Reference Kubernetes apps in the Azure application using a managed app sample
This article gives technical resources and recommendations to help you reference Kubernetes apps in the Azure application using a managed app sample.
Limitations
The managed app offer won't work against an existing managed AKS cluster and Azure Arc-Enabled Kubernetes cluster. The offer needs to create a new managed AKS cluster and install the application on the cluster, otherwise, the offer will fail to deploy.
Prerequisites
You need to set up a Kubernetes offering in Azure Marketplace that you would like to reference in your managed app offer.
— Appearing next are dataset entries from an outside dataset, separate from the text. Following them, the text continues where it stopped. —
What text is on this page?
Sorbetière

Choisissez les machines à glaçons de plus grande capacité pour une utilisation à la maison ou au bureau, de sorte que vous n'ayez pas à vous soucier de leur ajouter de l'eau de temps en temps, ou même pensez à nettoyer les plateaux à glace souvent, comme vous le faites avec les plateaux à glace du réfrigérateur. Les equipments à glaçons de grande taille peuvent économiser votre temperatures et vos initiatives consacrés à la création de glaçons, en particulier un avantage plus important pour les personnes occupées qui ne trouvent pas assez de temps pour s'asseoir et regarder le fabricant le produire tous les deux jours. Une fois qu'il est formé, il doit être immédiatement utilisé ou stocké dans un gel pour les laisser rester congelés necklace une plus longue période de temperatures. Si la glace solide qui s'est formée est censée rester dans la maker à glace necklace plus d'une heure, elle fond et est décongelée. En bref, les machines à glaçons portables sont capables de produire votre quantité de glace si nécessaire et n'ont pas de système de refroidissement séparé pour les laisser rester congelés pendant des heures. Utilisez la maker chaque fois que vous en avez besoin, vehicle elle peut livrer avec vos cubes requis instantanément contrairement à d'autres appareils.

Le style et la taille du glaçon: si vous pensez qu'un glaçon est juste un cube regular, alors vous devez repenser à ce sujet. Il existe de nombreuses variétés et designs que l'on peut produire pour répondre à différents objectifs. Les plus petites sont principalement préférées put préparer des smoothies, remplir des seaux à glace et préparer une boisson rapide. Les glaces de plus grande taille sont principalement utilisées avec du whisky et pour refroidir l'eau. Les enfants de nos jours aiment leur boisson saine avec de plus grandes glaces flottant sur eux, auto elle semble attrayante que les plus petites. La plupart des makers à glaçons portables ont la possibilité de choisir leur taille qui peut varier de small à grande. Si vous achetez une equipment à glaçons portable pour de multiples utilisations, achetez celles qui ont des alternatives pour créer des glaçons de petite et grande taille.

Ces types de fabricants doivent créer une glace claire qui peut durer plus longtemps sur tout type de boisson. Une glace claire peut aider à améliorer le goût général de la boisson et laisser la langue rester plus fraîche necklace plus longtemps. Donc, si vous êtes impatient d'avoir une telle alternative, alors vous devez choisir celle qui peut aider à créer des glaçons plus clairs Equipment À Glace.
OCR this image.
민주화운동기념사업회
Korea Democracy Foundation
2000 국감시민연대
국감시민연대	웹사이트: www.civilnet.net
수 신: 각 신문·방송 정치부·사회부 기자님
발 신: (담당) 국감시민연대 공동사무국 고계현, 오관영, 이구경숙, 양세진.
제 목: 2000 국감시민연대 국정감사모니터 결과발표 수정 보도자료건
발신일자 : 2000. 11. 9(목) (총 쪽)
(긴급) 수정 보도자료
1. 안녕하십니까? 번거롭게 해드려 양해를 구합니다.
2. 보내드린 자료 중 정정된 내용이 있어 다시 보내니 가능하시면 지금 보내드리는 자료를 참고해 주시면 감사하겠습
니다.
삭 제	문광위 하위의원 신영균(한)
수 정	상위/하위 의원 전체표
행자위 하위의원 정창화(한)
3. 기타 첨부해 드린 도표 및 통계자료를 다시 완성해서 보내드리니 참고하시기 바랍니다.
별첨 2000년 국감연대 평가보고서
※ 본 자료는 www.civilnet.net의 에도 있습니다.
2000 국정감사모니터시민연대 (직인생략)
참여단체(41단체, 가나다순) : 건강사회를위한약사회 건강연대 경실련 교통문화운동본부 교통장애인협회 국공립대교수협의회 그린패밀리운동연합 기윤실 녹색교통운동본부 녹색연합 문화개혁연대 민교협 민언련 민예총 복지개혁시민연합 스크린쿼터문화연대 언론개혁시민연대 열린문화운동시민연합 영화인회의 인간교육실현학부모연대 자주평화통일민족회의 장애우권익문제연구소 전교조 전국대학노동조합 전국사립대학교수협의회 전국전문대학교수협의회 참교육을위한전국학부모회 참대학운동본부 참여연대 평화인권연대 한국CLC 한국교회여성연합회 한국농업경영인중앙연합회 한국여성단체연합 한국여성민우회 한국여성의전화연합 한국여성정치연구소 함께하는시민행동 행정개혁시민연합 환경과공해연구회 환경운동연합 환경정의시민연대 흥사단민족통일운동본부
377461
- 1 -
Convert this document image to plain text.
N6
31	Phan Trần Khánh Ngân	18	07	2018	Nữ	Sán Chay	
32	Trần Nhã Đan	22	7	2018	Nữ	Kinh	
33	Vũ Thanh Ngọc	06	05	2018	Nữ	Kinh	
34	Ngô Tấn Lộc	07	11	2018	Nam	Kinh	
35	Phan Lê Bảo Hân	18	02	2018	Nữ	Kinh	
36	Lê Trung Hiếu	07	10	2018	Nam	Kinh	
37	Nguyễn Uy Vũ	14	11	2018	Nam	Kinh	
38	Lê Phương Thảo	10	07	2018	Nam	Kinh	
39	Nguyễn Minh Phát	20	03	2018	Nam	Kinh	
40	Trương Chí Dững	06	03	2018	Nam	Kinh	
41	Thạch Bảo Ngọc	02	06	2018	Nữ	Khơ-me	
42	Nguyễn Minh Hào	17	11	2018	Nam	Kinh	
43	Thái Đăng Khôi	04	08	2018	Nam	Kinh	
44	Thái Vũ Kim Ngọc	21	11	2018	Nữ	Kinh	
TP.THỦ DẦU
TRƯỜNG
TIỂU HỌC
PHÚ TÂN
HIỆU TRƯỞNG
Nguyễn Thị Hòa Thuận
You can refer to the Getting Started guide to create a Kubernetes offering.
Your UI definition and ARM template in this offer can be really simple, as you'll extend that in your managed app offer.
In this example, we start from k8s-offer-azure-vote folder to create the CNAB bundle for the base Kubernetes offering.
Once your offer is published and available in Azure Marketplace in preview stage, you can start creating your managed app offer.
Managed app offer
Start with the mainTemplate and createUIDefinition files in this folder.
First, update the variables section:
"variables": {
"plan-name": "DONOTMODIFY",
"plan-publisher": "DONOTMODIFY",
"plan-offerID": "DONOTMODIFY",
"releaseTrain": "DONOTMODIFY",
"clusterExtensionTypeName": "DONOTMODIFY"
},
To retrieve the value directly from the Kubernetes offering, follow the guide: Deploy an Azure Kubernetes application by using an ARM template.
Prepare mainTemplate.json
In this sample mainTemplate, we've added extra components to demonstrate how to add more components to the managed app offer.
User-assigned identity:
{
"type": "Microsoft.ManagedIdentity/userAssignedIdentities",
"name": "[concat(parameters('clusterResourceName'), '-identity')]",
"apiVersion": "2023-01-31",
"location": "[resourceGroup().location]"
},
- Keyvault, access policy and secret:
{
"name": "[uniqueString(resourceGroup().id, resourceGroup().location, 'keyvault')]",
"type": "Microsoft.KeyVault/vaults",
"apiVersion": "2019-09-01",
"location": "[resourceGroup().location]",
"tags": {
"displayName": "keyVault1"
},
"properties": {
"enabledForDeployment": true,
"enabledForTemplateDeployment": true,
"enabledForDiskEncryption": true,
"tenantId": "[subscription().tenantId]",
"accessPolicies": [
{
"tenantId": "[subscription().tenantId]",
"objectId": "[reference(resourceId('Microsoft.ManagedIdentity/userAssignedIdentities', concat(parameters('clusterResourceName'), '-identity')), '2023-01-31').principalId]",
"permissions": {
"keys": [
"Get"
],
"secrets": [
"List",
"Get",
"Set"
]
}
}
],
"sku": {
"name": "standard",
"family": "A"
}
},
"resources": [
{
"type": "secrets",
"name": "secretExample1",
"apiVersion": "2016-10-01",
"dependsOn": [
"[resourceId('Microsoft.KeyVault/vaults', uniqueString(resourceGroup().id, resourceGroup().location, 'keyvault'))]"
],
"properties": {
"value": "secretValue"
}
}
],
"dependsOn": [
"[resourceId('Microsoft.ManagedIdentity/userAssignedIdentities', concat(parameters('clusterResourceName'), '-identity'))]"
]
}
- Assigning the identity to the cluster's node and depends on:
"type": "Microsoft.ContainerService/managedClusters",
"apiVersion": "2022-11-01",
"name": "[parameters('clusterResourceName')]",
"location": "[parameters('location')]",
"dependsOn": [
"[resourceId('Microsoft.ManagedIdentity/userAssignedIdentities', concat(parameters('clusterResourceName'), '-identity'))]"
],
"tags": {},
"sku": {
"name": "Basic",
"tier": "Free"
},
"identity": {
"type": "UserAssigned",
"userAssignedIdentities": {
"[resourceId('Microsoft.ManagedIdentity/userAssignedIdentities', concat(parameters('clusterResourceName'), '-identity'))]": {}
}
},
UIDefinition
In this sample createUiDefinition, we've removed extra components that aren't applicable for the managed app offer.
Package the files
Add the two files mainTemplate.json
and createUiDefinition.json
to a zip file.
Create the managed app offer
Now that you have the artifacts required, you can follow the guide: Create an Azure application offer in Azure Marketplace to create the managed app offer.